The combination of predictive models and real-time operating insight creates the foundation for a fundamentally different approach to resin management. The Adaptive Resin System connects chemistry and operations in a closed feedback loop. Instead of treating resin as a fixed input, the system links resin performance directly to live production conditions.

Data from SmartQuality, SmartPress, SmartStrander, and other sources feed predictive models that determine how the resin will behave under current moisture profiles, temperature conditions, furnish mix, and press dynamics. Those models then inform formulation or dosing guidance calibrated to what is happening on the line.

Over time, resin becomes a controllable parameter within the process, not a constraint that operators must work around. The system includes the safeguards mills expect. Recommendations operate within established guardrails, operators review and validate all changes, and trust is earned through consistent and measurable performance. The guiding principle is simple: validation comes before automation.

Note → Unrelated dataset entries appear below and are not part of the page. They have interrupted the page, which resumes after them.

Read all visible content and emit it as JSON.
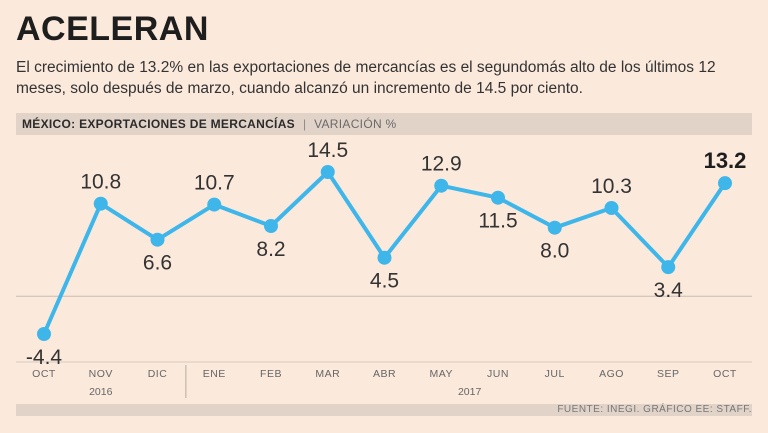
{
  "header": {
    "title": "ACELERAN",
    "subtitle": "El crecimiento de 13.2% en las exportaciones de mercancías es el segundomás alto de los últimos 12 meses, solo después de marzo, cuando alcanzó un incremento de 14.5 por ciento."
  },
  "chart_label": {
    "main": "MÉXICO: EXPORTACIONES DE MERCANCÍAS",
    "separator": "|",
    "unit": "VARIACIÓN %"
  },
  "footer": {
    "source": "FUENTE: INEGI. GRÁFICO EE: STAFF."
  },
  "colors": {
    "line": "#3fb6ea",
    "background": "#fbe9dc",
    "bar": "#e2d3c9"
  },
  "chart_data": {
    "type": "line",
    "title": "MÉXICO: EXPORTACIONES DE MERCANCÍAS",
    "ylabel": "VARIACIÓN %",
    "categories": [
      "OCT",
      "NOV",
      "DIC",
      "ENE",
      "FEB",
      "MAR",
      "ABR",
      "MAY",
      "JUN",
      "JUL",
      "AGO",
      "SEP",
      "OCT"
    ],
    "values": [
      -4.4,
      10.8,
      6.6,
      10.7,
      8.2,
      14.5,
      4.5,
      12.9,
      11.5,
      8.0,
      10.3,
      3.4,
      13.2
    ],
    "value_labels": [
      "-4.4",
      "10.8",
      "6.6",
      "10.7",
      "8.2",
      "14.5",
      "4.5",
      "12.9",
      "11.5",
      "8.0",
      "10.3",
      "3.4",
      "13.2"
    ],
    "label_positions": [
      "below",
      "above",
      "below",
      "above",
      "below",
      "above",
      "below",
      "above",
      "below",
      "below",
      "above",
      "below",
      "above"
    ],
    "highlight_index": 12,
    "year_groups": [
      {
        "label": "2016",
        "start": 0,
        "end": 2
      },
      {
        "label": "2017",
        "start": 3,
        "end": 12
      }
    ],
    "gridlines": [
      0
    ],
    "ylim": [
      -4.4,
      14.5
    ]
  }
}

Adaptive chemistry becomes especially valuable in operating scenarios that routinely challenge mills. Moisture swings driven by weather, shifts in wood species or furnish variability, and press speed adjustments that alter cure demand are common. Instead of responding with wider safety margins or higher resin usage, mills can respond with precision grounded in real-time prediction.

The benefits: More control, less variability, better economics

The benefits of adaptive chemistry are practical, measurable, and achievable with the infrastructure many mills already operate. With real-time insight and validated prediction, mills can run closer to target more consistently. Bond and board properties tighten from shift to shift. Resin dosing becomes more precise. Performance remains stable even when upstream or ambient conditions change unpredictably.

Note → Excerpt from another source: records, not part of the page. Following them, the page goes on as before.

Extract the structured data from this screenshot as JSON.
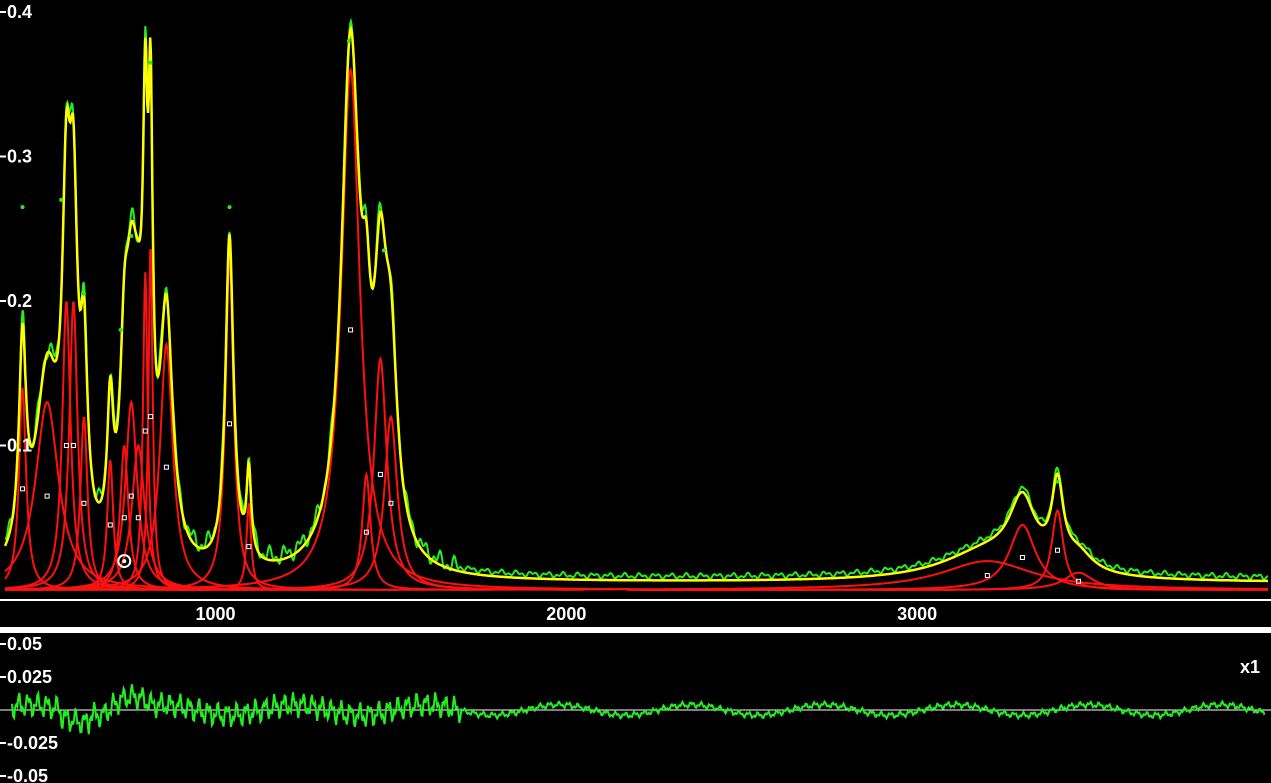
{
  "colors": {
    "background": "#000000",
    "separator": "#ffffff",
    "fit_envelope": "#ffff00",
    "measured": "#22ee22",
    "components": "#ff1010",
    "markers": "#ffffff",
    "residual": "#22ee22",
    "axis_text": "#ffffff"
  },
  "chart_data": [
    {
      "type": "line",
      "title": "",
      "xlabel": "",
      "ylabel": "",
      "xlim": [
        400,
        4000
      ],
      "ylim": [
        -0.02,
        0.4
      ],
      "x_ticks": [
        1000,
        2000,
        3000
      ],
      "x_tick_labels": [
        "1000",
        "2000",
        "3000"
      ],
      "y_ticks": [
        0.1,
        0.2,
        0.3,
        0.4
      ],
      "y_tick_labels": [
        "0.1",
        "0.2",
        "0.3",
        "0.4"
      ],
      "grid": false,
      "series": [
        {
          "role": "fitted-sum",
          "color": "#ffff00"
        },
        {
          "role": "measured",
          "color": "#22ee22"
        },
        {
          "role": "component-peaks",
          "color": "#ff1010"
        }
      ],
      "peaks": [
        {
          "center": 450,
          "height": 0.14,
          "width": 12
        },
        {
          "center": 520,
          "height": 0.13,
          "width": 40
        },
        {
          "center": 575,
          "height": 0.2,
          "width": 14
        },
        {
          "center": 595,
          "height": 0.2,
          "width": 14
        },
        {
          "center": 625,
          "height": 0.12,
          "width": 12
        },
        {
          "center": 700,
          "height": 0.09,
          "width": 10
        },
        {
          "center": 740,
          "height": 0.1,
          "width": 14
        },
        {
          "center": 760,
          "height": 0.13,
          "width": 20
        },
        {
          "center": 780,
          "height": 0.1,
          "width": 22
        },
        {
          "center": 800,
          "height": 0.22,
          "width": 8
        },
        {
          "center": 815,
          "height": 0.24,
          "width": 7
        },
        {
          "center": 860,
          "height": 0.17,
          "width": 22
        },
        {
          "center": 1040,
          "height": 0.23,
          "width": 14
        },
        {
          "center": 1095,
          "height": 0.06,
          "width": 8
        },
        {
          "center": 1385,
          "height": 0.36,
          "width": 32
        },
        {
          "center": 1430,
          "height": 0.08,
          "width": 14
        },
        {
          "center": 1470,
          "height": 0.16,
          "width": 22
        },
        {
          "center": 1500,
          "height": 0.12,
          "width": 22
        },
        {
          "center": 3200,
          "height": 0.02,
          "width": 160
        },
        {
          "center": 3300,
          "height": 0.045,
          "width": 45
        },
        {
          "center": 3400,
          "height": 0.055,
          "width": 20
        },
        {
          "center": 3460,
          "height": 0.012,
          "width": 50
        }
      ],
      "measured_markers": [
        {
          "x": 450,
          "y": 0.265
        },
        {
          "x": 560,
          "y": 0.27
        },
        {
          "x": 625,
          "y": 0.205
        },
        {
          "x": 730,
          "y": 0.18
        },
        {
          "x": 760,
          "y": 0.245
        },
        {
          "x": 815,
          "y": 0.365
        },
        {
          "x": 1040,
          "y": 0.265
        },
        {
          "x": 1380,
          "y": 0.38
        },
        {
          "x": 1480,
          "y": 0.235
        },
        {
          "x": 3400,
          "y": 0.075
        }
      ],
      "selected_point": {
        "x": 740,
        "y": 0.02
      }
    },
    {
      "type": "line",
      "title": "",
      "xlim": [
        400,
        4000
      ],
      "ylim": [
        -0.05,
        0.05
      ],
      "y_ticks": [
        0.05,
        0.025,
        -0.025,
        -0.05
      ],
      "y_tick_labels": [
        "0.05",
        "0.025",
        "-0.025",
        "-0.05"
      ],
      "scale_label": "x1",
      "grid": false,
      "series": [
        {
          "role": "residual",
          "color": "#22ee22"
        }
      ],
      "zero_line": 0
    }
  ]
}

The impact appears across the metrics that matter most. Mills experience fewer downgrades and reworks, fewer unplanned slowdowns, and less waste. Resin and wood consumption decrease because operators no longer need to use conservative settings to compensate for uncertainty. Teams spend less time reacting to drift and more time running lines at optimal conditions.

Importantly, this step change does not require large capital investment. The value comes from connecting resin performance to the operating reality of the mill and turning existing production data into a learning loop. In an environment defined by rising cost pressure, workforce constraints, and higher quality expectations, adaptive chemistry delivers a wider and smarter operating window without adding complexity to the process.

Hexion is a global supplier of resins to the wood-based panels industry

The long-term vision: Resin as a dynamic, learning system

The long-term direction is clear. Resin systems will evolve from fixed formulations into adaptive platforms that learn continuously. In this model, resin becomes an active variable in the process. Mills gain a degree of control that has not been possible with traditional approaches.

This is the next logical step in the digital transformation of wood-based panel manufacturing. The industry has modernized many parts of the production line, from equipment to monitoring to selective automation. Now it is time for the chemistry to advance as well. Adaptive resin systems offer higher quality, greater efficiency, and more resilient operations. The opportunity is to shift resin from a source of variability to a source of stability and competitive advantage.

That is the future we are building toward: chemistry that responds to the mill, not chemistry that requires the mill to respond to it.